No documento NATHALIA AGOSTINHO XAVIER (páginas 154-157)

CAPÍTULO 5: A A formação da identidade religiosa nos reinos suevo e de Kent: análise

5.4 Argumentos de autoridade: elementos de unificação simbólica da

A definição de públicos, como dito, pode extrapolar a própria finalidade do documento, delimitada na relação entre objeto e autor. Contudo, esta finalidade primária pode ser pensada a partir da seleção de argumentos que conferem autoridade ao discurso. Além de assumirem uma faceta ideológica, sobretudo pela legitimação das prerrogativas de grupos sociais e seus gentes proeminentes, são indicativos da construção de uma identidade religiosa; de mecanismos de unificação do discurso.19

Trata-se, como efeito, de uma forma de identificação. A funcionalidade destes argumentos pode variar, como por exemplo, para convencimento de um público ou justificação de alguma defesa teológica, todavia é sempre uma forma de referência do autor ou de um coletivo por ele representado. Assim, a frequente citação a trechos e estórias bíblicas e a inclusão das audiências de sermões ou cartas em uma linha contínua que tem como origem o Antigo Testamento denotam a particularidade de um discurso eclesiástico.

O uso destas referências tem uma multiplicidade de funções. Elas propiciam um contínuo histórico que submete a todos. Trata-se, nestes casos, da apresentação de uma força supra-histórica: a divina. Por meio deste efeito de narrativização do discurso, há a

legitimação do próprio discurso e, com ele, a defesa de uma sociedade hierarquicamente organizada pelo parâmetro cristão. As dinâmicas de poder são, por esta via, apresentadas ora pela lógica de simulação, como recurso ideológico que tem por finalidade obscurecer/ocultar a assimetria destas relações, ora da coisificação, esta característica de uma naturalização/eternalização de tal assimetria.20

19

Cf.: nota 6, deste capítulo.

A reincidência deste mesmo tipo de mecanismo em ambos os autores, Gregório Magno e Martinho de Braga, evidencia uma tópica nos escritos de cunho pastoral e/ou exortativo, e reforçam o caráter eclesiástico do público-alvo, bem como a possibilidade deste ser elemento persuasivo na conversão/cristianização de populações mais vastas. Para o primeiro, a relembrança de povos bíblicos como modelo auxilia na proposição de condutas para os clérigos e, também, na construção de um inimigo comum recorrente no tempo e no espaço.
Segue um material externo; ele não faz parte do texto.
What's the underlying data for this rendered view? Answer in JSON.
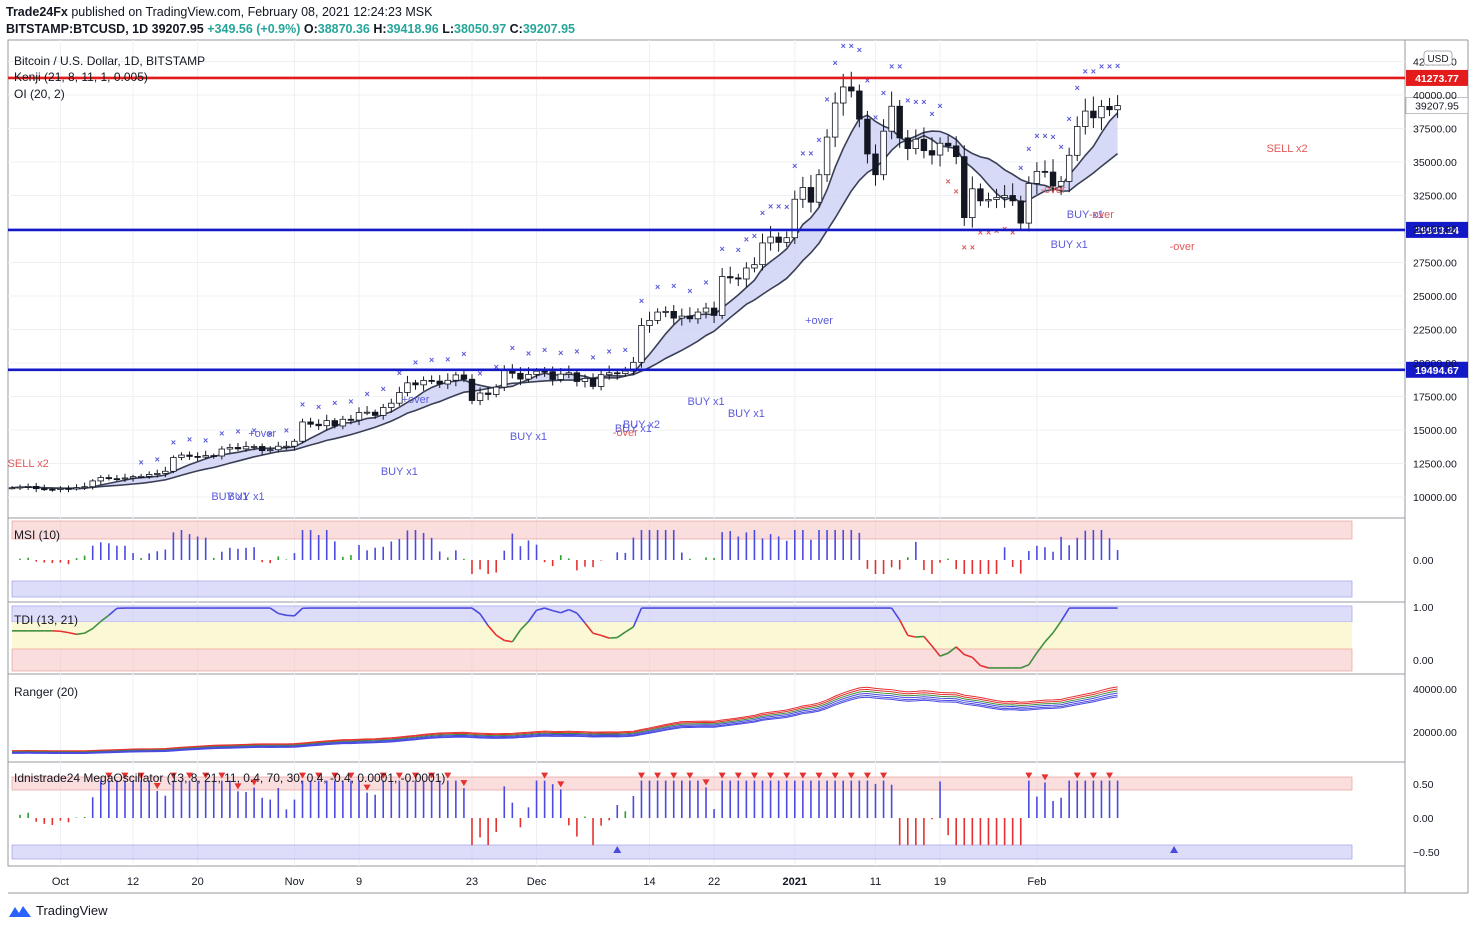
{
  "header": {
    "author": "Trade24Fx",
    "published_text": "published on TradingView.com, February 08, 2021 12:24:23 MSK",
    "symbol": "BITSTAMP:BTCUSD, 1D",
    "last": "39207.95",
    "change": "+349.56 (+0.9%)",
    "o_label": "O:",
    "o": "38870.36",
    "h_label": "H:",
    "h": "39418.96",
    "l_label": "L:",
    "l": "38050.97",
    "c_label": "C:",
    "c": "39207.95"
  },
  "chart_data": [
    {
      "type": "candlestick",
      "title": "Bitcoin / U.S. Dollar, 1D, BITSTAMP",
      "indicators": [
        "Kenji (21, 8, 11, 1, 0.005)",
        "OI (20, 2)"
      ],
      "currency": "USD",
      "y_ticks": [
        10000,
        12500,
        15000,
        17500,
        20000,
        22500,
        25000,
        27500,
        30000,
        32500,
        35000,
        37500,
        40000,
        42500
      ],
      "y_tick_labels": [
        "10000.00",
        "12500.00",
        "15000.00",
        "17500.00",
        "20000.00",
        "22500.00",
        "25000.00",
        "27500.00",
        "30000.00",
        "32500.00",
        "35000.00",
        "37500.00",
        "40000.00",
        "42500.00"
      ],
      "horizontal_levels": [
        {
          "value": 41273.77,
          "label": "41273.77",
          "color": "#e31b1b"
        },
        {
          "value": 29933.24,
          "label": "29933.24",
          "color": "#1419c8"
        },
        {
          "value": 19494.67,
          "label": "19494.67",
          "color": "#1419c8"
        }
      ],
      "last_price_label": "39207.95",
      "closes": [
        10690,
        10750,
        10790,
        10620,
        10580,
        10560,
        10640,
        10610,
        10700,
        10770,
        11200,
        11450,
        11370,
        11350,
        11420,
        11520,
        11540,
        11680,
        11760,
        11920,
        12950,
        13130,
        13030,
        12980,
        13090,
        13060,
        13580,
        13700,
        13590,
        13760,
        13770,
        13460,
        13530,
        13790,
        13790,
        14160,
        15600,
        15430,
        15320,
        15700,
        15300,
        15800,
        15740,
        16300,
        16330,
        16090,
        16680,
        17000,
        17800,
        18520,
        18370,
        18700,
        18650,
        18430,
        18710,
        19110,
        18790,
        17200,
        17760,
        17650,
        18200,
        19520,
        19230,
        18800,
        19150,
        19390,
        19350,
        18770,
        19170,
        19270,
        18620,
        18850,
        18250,
        19130,
        19270,
        19210,
        19400,
        20050,
        22800,
        23180,
        23800,
        23850,
        23350,
        23500,
        23300,
        23800,
        24100,
        23550,
        26450,
        26350,
        26270,
        27090,
        27340,
        28960,
        29400,
        29000,
        29350,
        32220,
        33100,
        32000,
        34050,
        36860,
        39400,
        40600,
        40300,
        38200,
        35600,
        34050,
        37300,
        39160,
        36800,
        36000,
        36700,
        35850,
        35520,
        36400,
        36200,
        35400,
        30850,
        33000,
        32100,
        32200,
        32350,
        32500,
        32100,
        30440,
        33400,
        34300,
        34250,
        33200,
        33550,
        35500,
        37650,
        38800,
        38300,
        39150,
        38900,
        39207
      ]
    },
    {
      "type": "bar",
      "title": "MSI (10)",
      "y_ticks": [
        0.0
      ],
      "y_tick_labels": [
        "0.00"
      ]
    },
    {
      "type": "line",
      "title": "TDI (13, 21)",
      "y_ticks": [
        1.0,
        0.0
      ],
      "y_tick_labels": [
        "1.00",
        "0.00"
      ]
    },
    {
      "type": "line",
      "title": "Ranger (20)",
      "y_ticks": [
        40000,
        20000
      ],
      "y_tick_labels": [
        "40000.00",
        "20000.00"
      ]
    },
    {
      "type": "bar",
      "title": "Idnistrade24 MegaOscillator (13, 8, 21, 11, 0.4, 70, 30, 0.4, -0.4, 0.0001, -0.0001)",
      "y_ticks": [
        0.5,
        0.0,
        -0.5
      ],
      "y_tick_labels": [
        "0.50",
        "0.00",
        "−0.50"
      ]
    }
  ],
  "x_axis": {
    "labels": [
      "Oct",
      "12",
      "20",
      "Nov",
      "9",
      "23",
      "Dec",
      "14",
      "22",
      "2021",
      "11",
      "19",
      "Feb"
    ]
  },
  "signals": [
    {
      "text": "SELL x2"
    },
    {
      "text": "BUY x1"
    },
    {
      "text": "BUY x1"
    },
    {
      "text": "+over"
    },
    {
      "text": "BUY x1"
    },
    {
      "text": "+over"
    },
    {
      "text": "BUY x1"
    },
    {
      "text": "BUY x2"
    },
    {
      "text": "BUY x1"
    },
    {
      "text": "-over"
    },
    {
      "text": "BUY x1"
    },
    {
      "text": "BUY x1"
    },
    {
      "text": "+over"
    },
    {
      "text": "-over"
    },
    {
      "text": "BUY x1"
    },
    {
      "text": "BUY x1"
    },
    {
      "text": "-over"
    },
    {
      "text": "-over"
    },
    {
      "text": "SELL x2"
    }
  ],
  "footer": {
    "brand": "TradingView"
  },
  "colors": {
    "resistance": "#e31b1b",
    "support": "#1419c8",
    "cross": "#5b5bdc",
    "buy": "#5b5bdc",
    "sell": "#e05a5a",
    "histogram_blue": "#4a4ae0",
    "histogram_red": "#e63030",
    "histogram_green": "#2e9e2e"
  }
}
Em tempo, Martinho de Braga evoca a narrativa bíblica para apontar para a mesma recorrência de ídolos, apresentando-os como falsos, e corroborar a Trindade segundo o niceanismo.
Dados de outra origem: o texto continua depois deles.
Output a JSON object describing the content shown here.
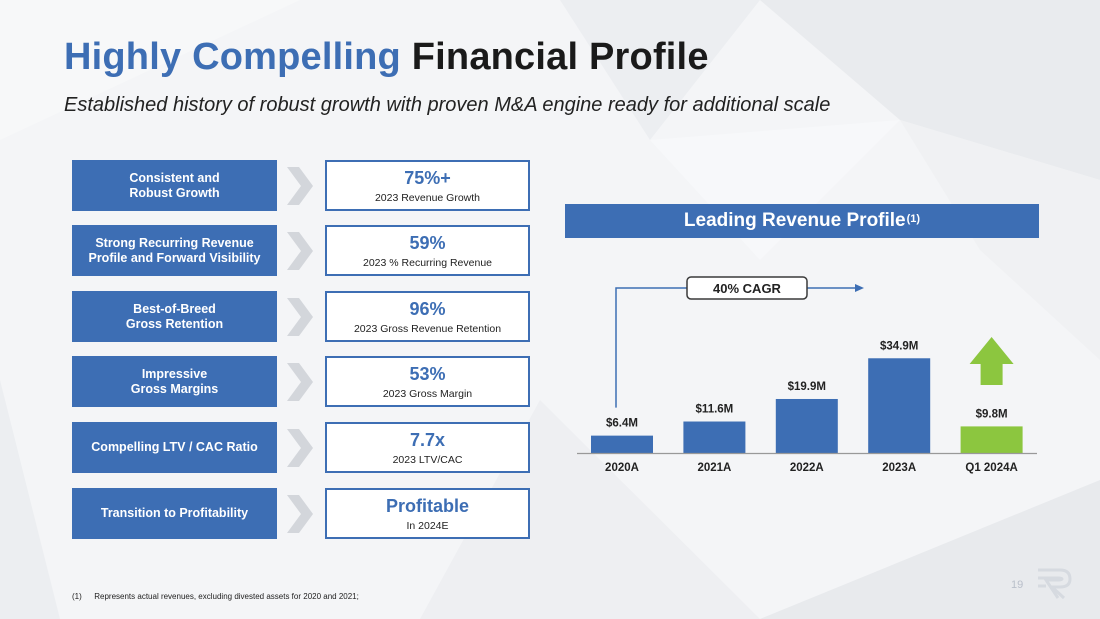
{
  "slide": {
    "title_highlight": "Highly Compelling",
    "title_rest": "Financial Profile",
    "subtitle": "Established history of robust growth with proven M&A engine ready for additional scale",
    "page_number": "19",
    "footnote_marker": "(1)",
    "footnote_text": "Represents actual revenues, excluding divested assets for 2020 and 2021;"
  },
  "metrics": [
    {
      "label": "Consistent and\nRobust Growth",
      "value": "75%+",
      "caption": "2023 Revenue Growth"
    },
    {
      "label": "Strong Recurring Revenue\nProfile and Forward Visibility",
      "value": "59%",
      "caption": "2023 % Recurring Revenue"
    },
    {
      "label": "Best-of-Breed\nGross Retention",
      "value": "96%",
      "caption": "2023 Gross Revenue Retention"
    },
    {
      "label": "Impressive\nGross Margins",
      "value": "53%",
      "caption": "2023 Gross Margin"
    },
    {
      "label": "Compelling LTV / CAC Ratio",
      "value": "7.7x",
      "caption": "2023 LTV/CAC"
    },
    {
      "label": "Transition to Profitability",
      "value": "Profitable",
      "caption": "In 2024E"
    }
  ],
  "colors": {
    "brand_blue": "#3d6eb4",
    "highlight_green": "#8cc63f",
    "axis_gray": "#999999"
  },
  "chart_data": {
    "type": "bar",
    "title": "Leading Revenue Profile",
    "title_superscript": "(1)",
    "categories": [
      "2020A",
      "2021A",
      "2022A",
      "2023A",
      "Q1 2024A"
    ],
    "values": [
      6.4,
      11.6,
      19.9,
      34.9,
      9.8
    ],
    "data_labels": [
      "$6.4M",
      "$11.6M",
      "$19.9M",
      "$34.9M",
      "$9.8M"
    ],
    "bar_colors": [
      "#3d6eb4",
      "#3d6eb4",
      "#3d6eb4",
      "#3d6eb4",
      "#8cc63f"
    ],
    "ylabel": "",
    "xlabel": "",
    "ylim": [
      0,
      35
    ],
    "grid": false,
    "annotation": "40% CAGR",
    "up_arrow_on": "Q1 2024A"
  }
}
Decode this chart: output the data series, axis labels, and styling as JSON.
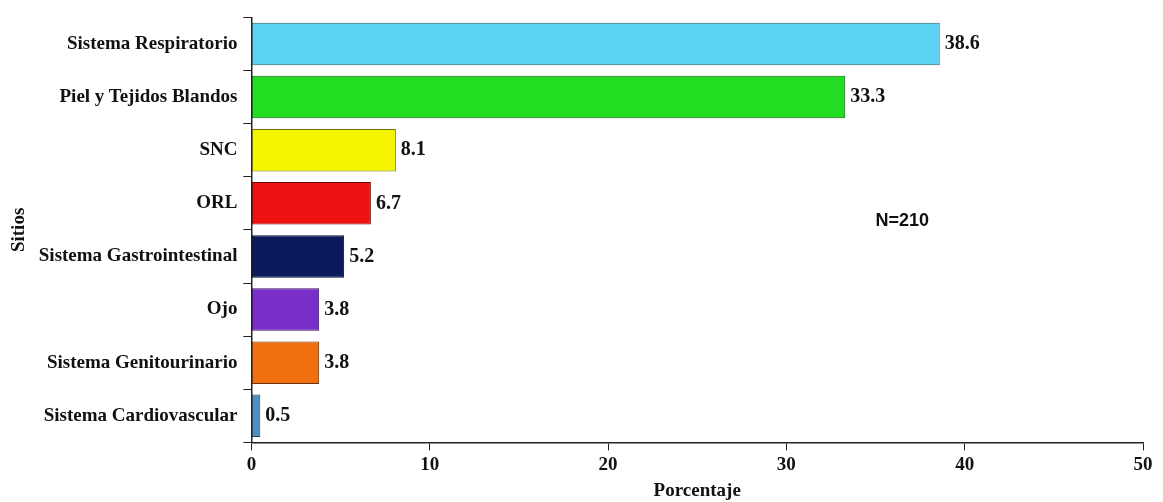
{
  "chart_data": {
    "type": "bar",
    "orientation": "horizontal",
    "xlabel": "Porcentaje",
    "ylabel": "Sitios",
    "categories": [
      "Sistema Respiratorio",
      "Piel y Tejidos Blandos",
      "SNC",
      "ORL",
      "Sistema Gastrointestinal",
      "Ojo",
      "Sistema Genitourinario",
      "Sistema Cardiovascular"
    ],
    "values": [
      38.6,
      33.3,
      8.1,
      6.7,
      5.2,
      3.8,
      3.8,
      0.5
    ],
    "colors": [
      "#5bd3f5",
      "#22dd22",
      "#f5f500",
      "#ee1111",
      "#0a1a5a",
      "#7a2ec8",
      "#f07010",
      "#4a90c0"
    ],
    "xlim": [
      0,
      50
    ],
    "xticks": [
      0,
      10,
      20,
      30,
      40,
      50
    ],
    "grid": false,
    "legend": false,
    "data_labels": true,
    "annotations": [
      "N=210"
    ]
  }
}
Estes recursos são coerentes com a finalidade de convencimento de clérigos menores e fiéis comuns. Certificam a veracidade da posição defendida e fornecem elementos de reconhecimento da instituição. Não casualmente, a mobilização destes argumentos acompanha a pequenas sutilezas que diferenciam os casos, pois são referentes aos debates de cada localidade. Nesta linha, nota-se que a inserção do idólatra na vida cristã se dá pela transposição de sacrifícios ao culto aos santos para Gregório, e no pacto realizado com o batismo pela ratificação do Credo para Martinho. Desta maneira, a transição de uma crença a outra, simplificada em discurso pela exaltação de Deus, guia a composição das epístolas gregorianas, que exaltam, sobretudo, a submissão do fiel e dos clérigos à potência divina. Ao passo que a presença do dogma trinitário no sermão martiniano esclarece que projeto de Igreja se formulava na Galiza, certamente, preocupada com a definição de uma corrente ortodoxa trinitária.

O uso destes argumentos tanto estabelece uma personalidade para a instituição quanto favorece o vínculo com outras regiões, inclusive diplomático. Com efeito, o que mais se destaca na documentação é a associação com Roma e com Constantinopla, seja por meio da evocação da comunicação com estas sedes, seja pela parecença com seus ritos e métodos. Estas determinações ou a afirmação de qualquer laço com tais dioceses apresenta-se, em ambos os reinos, como um parâmetro, a despeito de podermos identificar uma diferença nas fontes no que concerne ao relacionamento com Roma.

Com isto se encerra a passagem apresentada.